Une résolution onusienne pour presque rien

Le peuple israélien a, de tous temps, recherché les moyens de la paix. Il en a été ainsi, entre autre, en 1948 lors de la déclaration d’indépendance de l’état d’Israël et son appel à vivre en bonne intelligence malgré les frontières impossibles ; également lors de la proposition d’abandonner les territoires conquis en 1967 en échange d’une paix définitive ; ou encore dans les « accords d’Oslo » qui n’ont eu d’autres fins que celle de légitimer l’Olp dans sa guerre d’éradication de l’état juif par étape. Une légitimation internationale croissante et inversement proportionnelle à celle d’Israël depuis.

Face à cette réalité, le gouvernement de Benjamin Netanyahou tenterai encore malgré tout, selon un haut responsable israélien, de relancer les négociations de paix avec les ‘’Palestiniens’’ sur la base des lignes d'avant la guerre de 1967 si ceux-ci renoncent à demander l'adhésion à l'ONU d'un Etat de « Palestine ». Une relance soutenue par le Quartet, Washington en tête, ayant pour cadre le discours de Barak Obama le 22 mai devant l'AIPAC mais aussi l’objectif final « deux Etats pour deux peuples ».

Autrement dit qu'Israël soit reconnu comme Etat du peuple juif !

Nul ne s’attendra ici à ce que les ‘’Palestiniens’’ renoncent d’eux-mêmes à leur plan par étapes concernant l’éradication de ‘’l’entité sioniste’’. En revanche, face à cette évidence, on s’étonnera encore de la détermination israélienne d’arriver à des compromis utopiques.

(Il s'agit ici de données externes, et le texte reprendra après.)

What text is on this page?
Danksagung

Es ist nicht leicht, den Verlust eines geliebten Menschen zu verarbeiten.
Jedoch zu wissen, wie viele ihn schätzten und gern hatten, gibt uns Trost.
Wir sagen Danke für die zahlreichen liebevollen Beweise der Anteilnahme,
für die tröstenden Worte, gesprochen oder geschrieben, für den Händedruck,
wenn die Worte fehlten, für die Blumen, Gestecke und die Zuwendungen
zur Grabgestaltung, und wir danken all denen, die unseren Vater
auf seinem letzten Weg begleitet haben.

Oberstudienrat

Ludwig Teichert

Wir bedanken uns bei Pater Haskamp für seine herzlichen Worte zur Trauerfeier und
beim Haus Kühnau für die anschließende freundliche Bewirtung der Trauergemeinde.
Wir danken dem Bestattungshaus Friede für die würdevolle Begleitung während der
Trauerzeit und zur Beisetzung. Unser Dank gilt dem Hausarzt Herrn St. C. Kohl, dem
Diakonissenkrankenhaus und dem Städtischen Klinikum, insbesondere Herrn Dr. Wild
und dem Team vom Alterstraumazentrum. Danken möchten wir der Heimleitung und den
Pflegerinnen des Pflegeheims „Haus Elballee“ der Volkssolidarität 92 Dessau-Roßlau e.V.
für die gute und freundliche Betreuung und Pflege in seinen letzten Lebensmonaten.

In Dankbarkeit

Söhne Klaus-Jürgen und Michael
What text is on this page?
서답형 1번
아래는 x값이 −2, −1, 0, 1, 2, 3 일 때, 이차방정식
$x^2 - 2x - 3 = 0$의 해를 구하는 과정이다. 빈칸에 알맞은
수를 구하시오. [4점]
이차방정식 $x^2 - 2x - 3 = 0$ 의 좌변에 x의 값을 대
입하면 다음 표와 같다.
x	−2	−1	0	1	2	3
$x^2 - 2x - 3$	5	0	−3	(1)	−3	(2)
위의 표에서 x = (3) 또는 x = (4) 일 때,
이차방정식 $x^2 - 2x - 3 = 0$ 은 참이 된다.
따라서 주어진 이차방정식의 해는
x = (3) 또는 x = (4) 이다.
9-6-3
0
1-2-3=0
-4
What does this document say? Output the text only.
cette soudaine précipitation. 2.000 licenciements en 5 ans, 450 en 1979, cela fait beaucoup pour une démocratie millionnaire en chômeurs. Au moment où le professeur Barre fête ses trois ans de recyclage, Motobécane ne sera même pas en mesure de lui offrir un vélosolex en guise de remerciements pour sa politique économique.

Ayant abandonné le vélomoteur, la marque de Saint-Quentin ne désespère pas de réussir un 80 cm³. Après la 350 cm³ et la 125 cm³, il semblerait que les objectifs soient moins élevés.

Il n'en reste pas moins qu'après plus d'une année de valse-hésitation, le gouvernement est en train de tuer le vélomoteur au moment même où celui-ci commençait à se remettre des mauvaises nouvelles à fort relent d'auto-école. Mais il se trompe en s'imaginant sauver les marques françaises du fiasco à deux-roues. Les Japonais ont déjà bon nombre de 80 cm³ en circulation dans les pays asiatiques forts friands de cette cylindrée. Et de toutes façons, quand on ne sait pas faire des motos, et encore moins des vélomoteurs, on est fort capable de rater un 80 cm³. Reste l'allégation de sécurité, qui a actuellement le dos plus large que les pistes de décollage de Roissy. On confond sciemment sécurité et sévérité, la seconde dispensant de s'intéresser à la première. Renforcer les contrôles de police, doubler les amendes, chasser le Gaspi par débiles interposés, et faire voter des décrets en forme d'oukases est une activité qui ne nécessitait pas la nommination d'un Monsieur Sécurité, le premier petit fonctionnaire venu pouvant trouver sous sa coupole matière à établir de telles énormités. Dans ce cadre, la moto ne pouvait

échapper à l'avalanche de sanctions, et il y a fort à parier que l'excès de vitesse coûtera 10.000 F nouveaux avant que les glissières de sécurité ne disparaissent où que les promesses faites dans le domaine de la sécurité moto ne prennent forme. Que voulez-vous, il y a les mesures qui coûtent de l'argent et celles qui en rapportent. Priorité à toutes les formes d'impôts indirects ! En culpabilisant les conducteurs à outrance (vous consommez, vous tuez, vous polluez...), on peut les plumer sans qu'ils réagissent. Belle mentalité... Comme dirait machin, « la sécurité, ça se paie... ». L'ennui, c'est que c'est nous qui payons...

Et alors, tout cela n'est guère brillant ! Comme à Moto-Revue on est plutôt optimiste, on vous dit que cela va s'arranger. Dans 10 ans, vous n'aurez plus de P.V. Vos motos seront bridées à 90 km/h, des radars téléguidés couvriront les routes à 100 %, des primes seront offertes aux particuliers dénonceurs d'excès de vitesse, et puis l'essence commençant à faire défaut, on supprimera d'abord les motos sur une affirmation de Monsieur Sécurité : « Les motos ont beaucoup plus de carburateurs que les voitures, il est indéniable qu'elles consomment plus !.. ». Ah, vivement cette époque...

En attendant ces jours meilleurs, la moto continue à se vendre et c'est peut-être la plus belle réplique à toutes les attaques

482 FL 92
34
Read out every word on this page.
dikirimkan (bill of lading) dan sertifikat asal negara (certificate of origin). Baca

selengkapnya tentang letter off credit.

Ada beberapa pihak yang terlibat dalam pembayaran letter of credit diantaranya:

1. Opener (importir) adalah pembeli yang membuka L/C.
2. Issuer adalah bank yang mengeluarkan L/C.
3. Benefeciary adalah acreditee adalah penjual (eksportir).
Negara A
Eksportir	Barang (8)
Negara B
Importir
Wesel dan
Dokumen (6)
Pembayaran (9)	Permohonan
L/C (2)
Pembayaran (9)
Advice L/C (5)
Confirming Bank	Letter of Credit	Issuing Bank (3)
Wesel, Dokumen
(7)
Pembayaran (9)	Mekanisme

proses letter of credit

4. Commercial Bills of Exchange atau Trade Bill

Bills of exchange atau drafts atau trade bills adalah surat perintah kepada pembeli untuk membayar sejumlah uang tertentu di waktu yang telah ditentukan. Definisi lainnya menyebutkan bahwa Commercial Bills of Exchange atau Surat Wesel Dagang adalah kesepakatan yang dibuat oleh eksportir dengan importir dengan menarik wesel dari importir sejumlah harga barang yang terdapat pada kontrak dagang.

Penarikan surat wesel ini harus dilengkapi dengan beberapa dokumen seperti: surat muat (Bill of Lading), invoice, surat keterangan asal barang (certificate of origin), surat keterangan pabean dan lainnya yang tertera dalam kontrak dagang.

Une volonté que l’on doit probablement à la pression internationale des puissances de la planète si peu promptes à contrarier l’intransigeance du monde musulman.

Si Israël ne peut se permettre de se mettre celles-ci à dos et en conséquence s’isoler, il ne fait aucun doute que la seule issue menant à une paix véritable consiste à mettre les contradictions des ‘’Palestiniens’’, et de leurs soutiens, face à l’opinion mondiale.

Aussi, l’exigence d’une résolution non contraignante de l’Assemblée générale de l’Onu reconnaissant une « Palestine dans les frontières de 1967 avec Jérusalem-est comme capitale » n’aura d’autres fins que de démontrer que leurs revendications n’ont rien à voir avec les droits de l’homme et une Paix digne de ce nom.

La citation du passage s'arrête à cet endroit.